У вас наверняка есть австрийский вид на жительство. Как минимум.
Да, вид на жительство есть, уже лет двадцать, наверное. У меня, у большинства моих сотрудников. Делался он с единственной целью – чтобы не тратить время на визы. Когда постоянно ездишь туда-сюда, это важно. Но вид на жительство – это не паспорт.
Вернемся к мартовским событиям. Как произошел сам арест? Вспоминайте.
Для меня это было полной неожиданностью. Когда человек совершает что-то нехорошее, в глубине души он думает, конечно, о том, что вот по такому-то поводу за ним могут прийти. Внутренне он готов к такому повороту. А я никаких противоправных поступков не совершал, потому и мыслей у меня таких не было. Поэтому, когда меня арестовали, для меня это был сюрприз.
Как это произошло?
Я был на работе, здесь, в Вене, у себя в офисе. Только прилетел из Франции и на следующий день должен был вылетать в Лондон, потом планировал вернуться в Украину.

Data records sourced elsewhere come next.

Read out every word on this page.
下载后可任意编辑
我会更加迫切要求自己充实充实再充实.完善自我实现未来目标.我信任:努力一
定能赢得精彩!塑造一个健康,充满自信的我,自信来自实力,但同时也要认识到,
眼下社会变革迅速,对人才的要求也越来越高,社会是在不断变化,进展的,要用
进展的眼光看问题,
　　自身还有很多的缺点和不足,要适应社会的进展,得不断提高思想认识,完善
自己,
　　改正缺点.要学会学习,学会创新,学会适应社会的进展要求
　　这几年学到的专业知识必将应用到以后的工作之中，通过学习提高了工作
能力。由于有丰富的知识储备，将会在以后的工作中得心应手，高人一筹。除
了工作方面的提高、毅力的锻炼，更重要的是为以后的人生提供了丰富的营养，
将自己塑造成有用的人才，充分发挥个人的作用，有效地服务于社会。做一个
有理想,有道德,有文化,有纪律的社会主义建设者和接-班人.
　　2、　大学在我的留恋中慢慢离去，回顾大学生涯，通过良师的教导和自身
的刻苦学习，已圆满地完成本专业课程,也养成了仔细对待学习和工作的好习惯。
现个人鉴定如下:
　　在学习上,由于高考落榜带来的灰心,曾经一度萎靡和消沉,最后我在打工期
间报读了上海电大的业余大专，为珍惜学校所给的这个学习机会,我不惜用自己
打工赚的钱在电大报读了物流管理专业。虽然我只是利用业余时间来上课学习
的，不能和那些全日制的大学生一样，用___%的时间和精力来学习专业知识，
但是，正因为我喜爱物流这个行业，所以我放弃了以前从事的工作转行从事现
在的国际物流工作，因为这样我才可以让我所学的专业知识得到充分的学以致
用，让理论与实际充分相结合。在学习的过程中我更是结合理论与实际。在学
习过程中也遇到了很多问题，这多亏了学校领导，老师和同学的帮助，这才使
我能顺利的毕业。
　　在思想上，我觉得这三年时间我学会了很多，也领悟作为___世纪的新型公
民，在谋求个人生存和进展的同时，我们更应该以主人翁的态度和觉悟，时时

Итак, я провел совещание, сотрудники уже разошлись, я тоже собрался уходить. И тут охрана говорит, что на входе - много полицейских, что-то случилось, и вот, представитель полиции хочет поговорить. Представитель полиции показал ордер, сказал, что по постановлению прокуратуры Вены я задержан. Отвезли в участок, уже там стало понятно, что это не они (австрийцы, - С.К.), а американцы. Оформили все бумаги и меня увезли в тюрьму.
Вы недолго там пробыли.
Десять дней. Что и как там было, обсуждать не хочу. Тюрьма есть тюрьма. Приехал, отсидел, вышел. Все.
Вы наверняка уже многократно анализировали, что с вами произошло. Что стало причиной ареста? Почему вас взяли именно в то время? Поделитесь мыслями.
К сожалению, я не могу говорить об этом открыто. Опять-таки: запрет адвокатов. Когда-нибудь мы с вами эту тему обсудим, и станет понятно, что все произошло не просто так.
Самая распространенная версия того времени: вы – заложник, через которого американские спецслужбы могут подобраться к бизнес-партнерам Владимира Путина, с которыми у вас есть контакты в РФ.
Не знаю. Мне это ни о чем не говорит.
То есть вы не ощущали себя разменной монетой?
Нет.
Это правда, что ваш процесс уже в завершающей стадии?
Он еще и не начинался.
Во всяком случае, вас до сих пор не экстрадировали.
Потому что всем понятно, что это – надуманная история, совершенно искусственная. Все не так просто. И все это понимают. Но, опять-таки, подробно я об этом не могу говорить.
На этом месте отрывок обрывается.